En tout cas, certaines personnes attendent toujours de bénéficier de ces crédits. Je pense notamment à la reconnaissance de certains harkis : vingt-cinq supplétifs de statut civil de droit commun attendent toujours une aide de seulement 4 150 euros.
Cette problématique se pose chaque année. À l’Assemblée nationale, nos collègues députés ont déposé des amendements pour corriger cette injustice ; on leur a opposé tout un tas d’arguments contestables : la mesure ne serait pas applicable, car dénuée de base juridique ; elle serait rétroactive, donc impossible ; le Conseil d’État et la Cour européenne des droits de l’Homme (CEDH) auraient émis à son endroit des avis défavorables.
Pourtant, ces amendements visaient précisément à fournir une base juridique à cette extension, la jurisprudence du Conseil d’État relative à la désignation explicite ou implicite des bénéficiaires d’une mesure adoptée par le Parlement est en leur faveur et ni le Conseil d’État ni la CEDH n’a rendu de tels jugements.
Nous parlons ici de quelques milliers d’euros seulement, ce n’est rien. Ces hommes souhaitent seulement être reconnus et j’invite l’État français à faire le nécessaire rapidement ; à défaut, ils disparaîtront inexorablement, sans jamais avoir été reconnus par la République.
Ce n’est pas la seule injustice, sur laquelle je souhaite revenir. L’an dernier, le Parlement a adopté une disposition, qui prendra effet au 1er janvier prochain, élargissant aux veuves de 74 ans et plus le bénéfice d’une demi-part fiscale supplémentaire, à la condition que leur mari, titulaire de la carte du combattant ou d’une retraite du combattant, soit décédé à partir de 65 ans. Mais quid des femmes, dont le mari est parti avant 65 ans ? Cet effet de seuil crée une rupture d’égalité déplacée ; une telle situation requiert non pas des mesures ciblées, comme vous le répétez, mais une mesure globale d’équité.
Après les anciens combattants, je souhaite aborder le lien entre le monde combattant et la Nation. Chaque jeune doit participer à une Journée défense et citoyenneté (JDC) ou plutôt, devrais-je dire, à trois heures trente de défense et citoyenneté… Tel sera, en effet, le format de la JDC en 2021 ; les jeunes Français doivent, en trois heures trente seulement, découvrir les enjeux qui mènent la France à développer un appareil de défense et les caractéristiques de celui-ci, passer des tests de langue française pour repérer les jeunes qui auraient besoin d’être accompagnés, apprendre les gestes de premiers secours et suivre une formation élémentaire de sécurité routière…

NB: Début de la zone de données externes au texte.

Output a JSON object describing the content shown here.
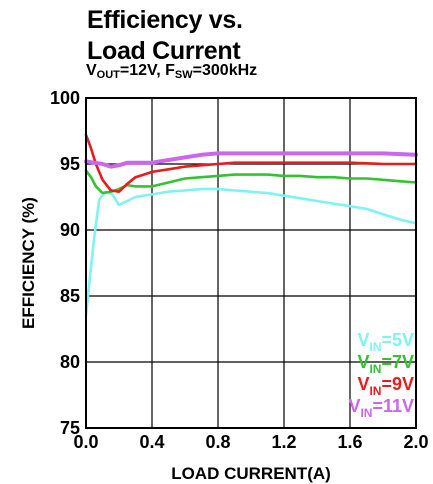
{
  "chart_data": {
    "type": "line",
    "title_line1": "Efficiency vs.",
    "title_line2": "Load Current",
    "subtitle": {
      "v": "V",
      "v_sub": "OUT",
      "v_rest": "=12V, F",
      "f_sub": "SW",
      "f_rest": "=300kHz"
    },
    "xlabel": "LOAD CURRENT(A)",
    "ylabel": "EFFICIENCY (%)",
    "xlim": [
      0,
      2.0
    ],
    "ylim": [
      75,
      100
    ],
    "xticks": [
      0.0,
      0.4,
      0.8,
      1.2,
      1.6,
      2.0
    ],
    "xtick_labels": [
      "0.0",
      "0.4",
      "0.8",
      "1.2",
      "1.6",
      "2.0"
    ],
    "yticks": [
      75,
      80,
      85,
      90,
      95,
      100
    ],
    "ytick_labels": [
      "75",
      "80",
      "85",
      "90",
      "95",
      "100"
    ],
    "grid": true,
    "legend_position": "bottom-right",
    "series": [
      {
        "name": "VIN=5V",
        "label_main": "V",
        "label_sub": "IN",
        "label_rest": "=5V",
        "color": "#7ff3f3",
        "x": [
          0.0,
          0.02,
          0.05,
          0.08,
          0.12,
          0.16,
          0.2,
          0.25,
          0.3,
          0.4,
          0.5,
          0.6,
          0.7,
          0.8,
          0.9,
          1.0,
          1.1,
          1.2,
          1.3,
          1.4,
          1.5,
          1.6,
          1.7,
          1.8,
          1.9,
          2.0
        ],
        "y": [
          83.5,
          86,
          89.5,
          92.3,
          92.9,
          92.7,
          91.9,
          92.2,
          92.5,
          92.7,
          92.9,
          93.0,
          93.1,
          93.1,
          93.0,
          92.9,
          92.8,
          92.6,
          92.4,
          92.2,
          92.0,
          91.8,
          91.6,
          91.2,
          90.8,
          90.5
        ]
      },
      {
        "name": "VIN=7V",
        "label_main": "V",
        "label_sub": "IN",
        "label_rest": "=7V",
        "color": "#33c233",
        "x": [
          0.0,
          0.03,
          0.06,
          0.1,
          0.15,
          0.2,
          0.25,
          0.3,
          0.4,
          0.5,
          0.6,
          0.7,
          0.8,
          0.9,
          1.0,
          1.1,
          1.2,
          1.3,
          1.4,
          1.5,
          1.6,
          1.7,
          1.8,
          1.9,
          2.0
        ],
        "y": [
          94.5,
          94.0,
          93.3,
          92.8,
          92.9,
          93.1,
          93.4,
          93.3,
          93.3,
          93.6,
          93.9,
          94.0,
          94.1,
          94.2,
          94.2,
          94.2,
          94.1,
          94.1,
          94.0,
          94.0,
          93.9,
          93.9,
          93.8,
          93.7,
          93.6
        ]
      },
      {
        "name": "VIN=9V",
        "label_main": "V",
        "label_sub": "IN",
        "label_rest": "=9V",
        "color": "#e81c1c",
        "x": [
          0.0,
          0.03,
          0.06,
          0.1,
          0.15,
          0.2,
          0.25,
          0.3,
          0.35,
          0.4,
          0.5,
          0.6,
          0.7,
          0.8,
          0.9,
          1.0,
          1.2,
          1.4,
          1.6,
          1.8,
          2.0
        ],
        "y": [
          97.2,
          96.2,
          95.0,
          93.8,
          93.0,
          92.9,
          93.5,
          94.0,
          94.2,
          94.4,
          94.6,
          94.8,
          94.9,
          95.0,
          95.1,
          95.1,
          95.1,
          95.1,
          95.1,
          95.0,
          95.0
        ]
      },
      {
        "name": "VIN=11V",
        "label_main": "V",
        "label_sub": "IN",
        "label_rest": "=11V",
        "color": "#cc66ee",
        "x": [
          0.0,
          0.05,
          0.1,
          0.15,
          0.2,
          0.25,
          0.3,
          0.4,
          0.5,
          0.6,
          0.7,
          0.8,
          0.9,
          1.0,
          1.2,
          1.4,
          1.6,
          1.8,
          2.0
        ],
        "y": [
          95.2,
          95.1,
          95.0,
          94.8,
          94.9,
          95.1,
          95.1,
          95.1,
          95.3,
          95.5,
          95.7,
          95.8,
          95.8,
          95.8,
          95.8,
          95.8,
          95.8,
          95.8,
          95.7
        ]
      }
    ]
  }
}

Certes, la crise sanitaire y est pour beaucoup, mais je m’interroge sur la pertinence de cette demi-journée de citoyenneté. Sa mission historique est, en premier lieu, de maintenir de lien entre, d’une part, la jeunesse et, par extension, la Nation et, d’autre part, le monde combattant.
Alors que les derniers poilus se sont éteints, que Daniel Cordier vient de nous quitter et qu’il ne reste plus qu’un Compagnon de la Libération, la question de la transmission de la mémoire des guerres mondiales et, plus largement, de la mémoire du XXe siècle devient de plus en plus prégnante. À ce titre, je salue la mission confiée à Benjamin Stora sur la mémoire de la colonisation et de la guerre d’Algérie.
Suivant cet exemple, je crois qu’il est temps d’engager le pays dans une réflexion beaucoup plus large sur sa politique mémorielle. L’État ne remplacera jamais la transmission qui pouvait s’opérer, dans les familles, par les témoins directs du siècle passé ; néanmoins, il faut imaginer des moyens pour améliorer la transmission mémorielle auprès des jeunes générations.
J’en profite pour saluer le travail important des associations de souvenir.
Je conclus en vous indiquant, madame la ministre, que le groupe Écologiste – Solidarité et Territoires s’abstiendra sur les crédits de la mission « Anciens combattants, mémoire et liens avec la Nation », parce que ce budget en baisse – je reconnais que c’était prévisible – ne reconnaît toujours pas l’engagement de certains pour la France.